23

Илье исполнялось двадцать лет. И свой день рожденья он праздновал на новом месте жительства — в квартире Льва Аполлоновича.

Все было спланировано заранее. Пригласили Ингу и Серафиму, пусть они наконец познакомятся! Решили приготовить плов.

Илья помогал Лидочке насыпать рис в огромную сковородку, резать лук и мясо. Хозяин смирно сидел у себя. Его с подругой, конечно, пригласили тоже.

Сима и подруга пришли вовремя, именинник не стал дожидаться вечно опаздывающую кузину и пригласил всех к столу.

Лев Аполлонович вышел из своей привычно темной комнаты, пошатываясь, с хорошего бодуна, лежалый и красный, потирая глаза и надевая на ходу очки.

— Вот это Лев Аполлонович Бельведерский! — представил хозяина Илья.

Сима фыркнула. Подруга юмора не поняла.

— Прошу за стол! — сказал Илья, и хозяин, коротко и низко невнятно бросив "Спасибо", тяжело уселся грузной тушей в угол стола.

Подруга Льва уселась рядом с любимым, а в центре восседал виновник торжества в окружении двух не улыбающихся девиц.

— За тебя, самолетик Ил! — подняла первый тост Лидочка. — За твои удачи и успехи, ага?

Илья согласно кивнул, и все радостно выпили.

— Какой запах! — восторженно прошептала Сима, глядя на плов.

Плов — произведение искусства, гвоздь программы — стоял в самом ее конце.

— А где сестра? — спросила Сима.

— Она вечно опаздывает, — объяснил Илья. — Придет, никуда не денется!

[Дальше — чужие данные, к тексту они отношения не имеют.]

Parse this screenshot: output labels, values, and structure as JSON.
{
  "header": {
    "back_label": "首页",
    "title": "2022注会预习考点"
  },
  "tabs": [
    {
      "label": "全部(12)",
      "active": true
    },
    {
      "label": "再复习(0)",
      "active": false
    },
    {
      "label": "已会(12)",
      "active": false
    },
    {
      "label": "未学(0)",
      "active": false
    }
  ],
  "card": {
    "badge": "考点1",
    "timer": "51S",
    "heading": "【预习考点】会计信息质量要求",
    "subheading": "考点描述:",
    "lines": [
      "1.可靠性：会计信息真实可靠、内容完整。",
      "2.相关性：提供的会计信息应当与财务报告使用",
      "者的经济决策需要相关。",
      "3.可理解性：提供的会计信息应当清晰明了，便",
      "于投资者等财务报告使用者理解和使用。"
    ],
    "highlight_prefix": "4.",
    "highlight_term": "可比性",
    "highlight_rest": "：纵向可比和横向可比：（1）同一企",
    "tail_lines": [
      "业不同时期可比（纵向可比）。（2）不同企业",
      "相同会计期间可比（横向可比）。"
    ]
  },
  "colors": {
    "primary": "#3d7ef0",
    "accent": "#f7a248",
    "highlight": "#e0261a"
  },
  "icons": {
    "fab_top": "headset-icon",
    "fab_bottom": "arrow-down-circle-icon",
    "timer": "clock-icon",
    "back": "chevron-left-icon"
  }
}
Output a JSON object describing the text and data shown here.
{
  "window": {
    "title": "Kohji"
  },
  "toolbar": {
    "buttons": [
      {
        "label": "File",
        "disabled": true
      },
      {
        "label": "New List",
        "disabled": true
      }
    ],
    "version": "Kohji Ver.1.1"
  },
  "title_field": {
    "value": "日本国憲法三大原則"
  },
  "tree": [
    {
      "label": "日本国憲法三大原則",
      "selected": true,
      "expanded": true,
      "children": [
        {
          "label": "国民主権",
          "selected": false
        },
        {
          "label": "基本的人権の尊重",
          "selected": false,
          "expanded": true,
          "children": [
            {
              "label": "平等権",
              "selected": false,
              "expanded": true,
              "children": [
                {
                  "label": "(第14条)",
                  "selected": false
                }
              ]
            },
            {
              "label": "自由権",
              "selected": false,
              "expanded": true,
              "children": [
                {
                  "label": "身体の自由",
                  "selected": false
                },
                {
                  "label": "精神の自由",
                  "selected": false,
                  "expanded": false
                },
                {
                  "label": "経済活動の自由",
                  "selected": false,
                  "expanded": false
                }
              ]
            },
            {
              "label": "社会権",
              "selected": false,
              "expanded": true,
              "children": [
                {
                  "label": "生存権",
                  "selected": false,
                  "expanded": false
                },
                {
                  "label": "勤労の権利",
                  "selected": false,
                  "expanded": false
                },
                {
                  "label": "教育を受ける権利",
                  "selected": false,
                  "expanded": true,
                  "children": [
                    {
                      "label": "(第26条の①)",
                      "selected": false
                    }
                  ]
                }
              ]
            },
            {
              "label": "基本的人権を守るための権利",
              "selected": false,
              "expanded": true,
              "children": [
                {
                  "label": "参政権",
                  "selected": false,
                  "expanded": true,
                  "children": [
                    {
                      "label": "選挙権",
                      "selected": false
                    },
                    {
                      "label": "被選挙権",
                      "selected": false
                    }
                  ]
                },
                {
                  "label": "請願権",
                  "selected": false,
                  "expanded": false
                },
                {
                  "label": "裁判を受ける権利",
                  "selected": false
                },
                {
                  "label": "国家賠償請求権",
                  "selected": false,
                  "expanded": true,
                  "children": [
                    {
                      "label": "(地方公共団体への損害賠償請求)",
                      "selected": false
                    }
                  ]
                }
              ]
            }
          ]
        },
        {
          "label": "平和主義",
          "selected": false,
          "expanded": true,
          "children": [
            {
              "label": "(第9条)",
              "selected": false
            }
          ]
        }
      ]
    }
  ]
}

— Она наколола вас, эта ваша сестра, — произнес вдруг вышедший из глубокой, растительной, прелой прострации Лев Аполлонович. — Кинула по-черному!

Наступила удивленная пауза. Хозяин квартиры скользнул взглядом по сидящим.

— О-о! — вдруг сделал он потрясающий и занимательный вывод. — За столом только два очкарика — я да именинник! — и он указал пальцем на Илью.

— Да-да! — поспешил согласиться с ним Илья.

Он не любил пьяных и даже немного побаивался их.

— А ты вообще чем занимаешься? — вдруг вспомнил Лев Аполлонович.

— Я хакер! — объяснил Илья.

Хозяин озадаченно уставился на него.

— Да, я хакер! И вот сейчас хакну эту тарелку!

И он протянул руку к блюду с едой перед ним.

Лев изумленно на время затих.

Лидочка по-хозяйски раскладывала по тарелкам тушенку, салаты с крабами, зелень, наливала в стаканы компот из огромной банки. Подруга Льва Аполлоновича сосредоточенно и напряженно, суетясь, помогала.

— О-о! — снова протянул Лев и присвистнул.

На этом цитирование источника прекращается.